Lowery co-founded the SCLC with King. An admirer of Mahatma Gandhi and King, Gregory embraced nonviolence and became a vegetarian and marathon runner.

He preached about the transformative powers of prayer and good health. Once an overweight smoker and drinker, he became a trim, energetic proponent of liquid meals and raw food diets. In the late 1980s, he developed and distributed products for the popular Slim-Safe Bahamian Diet.

When diagnosed with lymphoma in 2000, he fought it with herbs, exercise and vitamins. It went in remission a few years later.

He took a break from performing in comedy clubs, saying the alcohol and smoke in the clubs were unhealthy and focused on lecturing and writing more than a dozen books, including an autobiography and a memoir.

Gregory went without solid food for weeks to draw attention to a wide range of causes, including Middle East peace, American hostages in Iran, animal rights, police brutality, the Equal Rights Amendment for women and to support pop singer Michael Jackson, who was charged with sexual molestation in 2004.

His political passions were never far from his mind – and they hurt his comedy career. The nation was grappling with the Civil Rights Movement, and it was not at all clear that racial integration could be achieved. At protest marches, he was repeatedly beaten and jailed.

“We thought I was going to be a great athlete, and we were wrong, and I thought I was going to be a great entertainer, and that wasn’t it either. I’m going to be an American Citizen. First class,” he once said.

In 2009, Gregory was the keynote speech at the Southern Christian Leadership Conference Georgia State Convention. Before the event, he gave a short speech thanking the activists that have been fighting for equality in the African American community. After stating “We’re the only generation on the planet that can start at the bottom and in one generation, make it to the top,” he encouraged parents to discipline their children in order to set them on the right path and push them to be better than them.

He closed by saying that those in the struggle for equality don’t have to have their names mentioned to be in the fight. However, it is good to keep all photographs and memorabilia to document history – increasing the value of the items and movement.

He remained active on the comedy scene until recently, when he fell ill and canceled an Aug. 9 show in San Jose, California, followed by an Aug. 15 appearance in Atlanta. On social media, he wrote that he felt energized by the messages from his well-wishers, and said he was looking to get back on stage because he had a lot to say about the racial tension brought on by the gathering of hate groups in Virginia.

“We have so much work still to be done, the ugly reality on the news this weekend proves just that,” he wrote.

Gregory died late Saturday in Washington, D.C. after being hospitalized for about a week, according to his son Christian Gregory. He had suffered a severe bacterial infection. He was 84 and is survived by his wife, Lillian, and 10 children.

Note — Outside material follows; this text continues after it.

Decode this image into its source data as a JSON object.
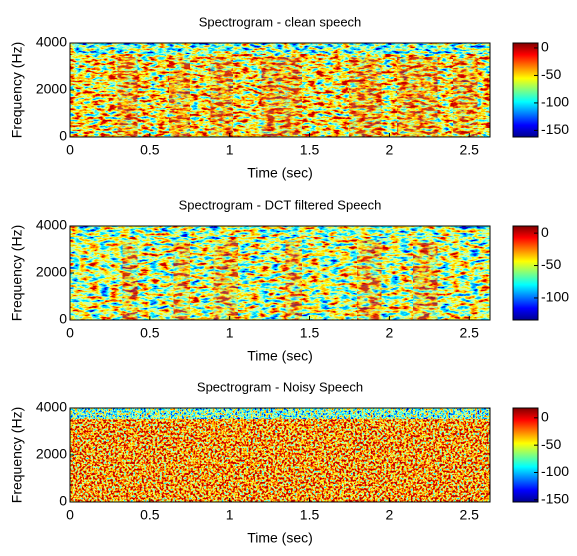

“Our brother in the struggle, Dick Gregory will be sorely missed,” said NAACP interim President Derrick Johnson. “He, along with people like Harry Belafonte and Paul Robeson pioneered the use of celebrity as tool to push for social justice. Our community and nation owes a great debt to him for his decades of work to eradicate racism.”

Robyn H. Jimenez/The Dallas Examiner contributed to this report.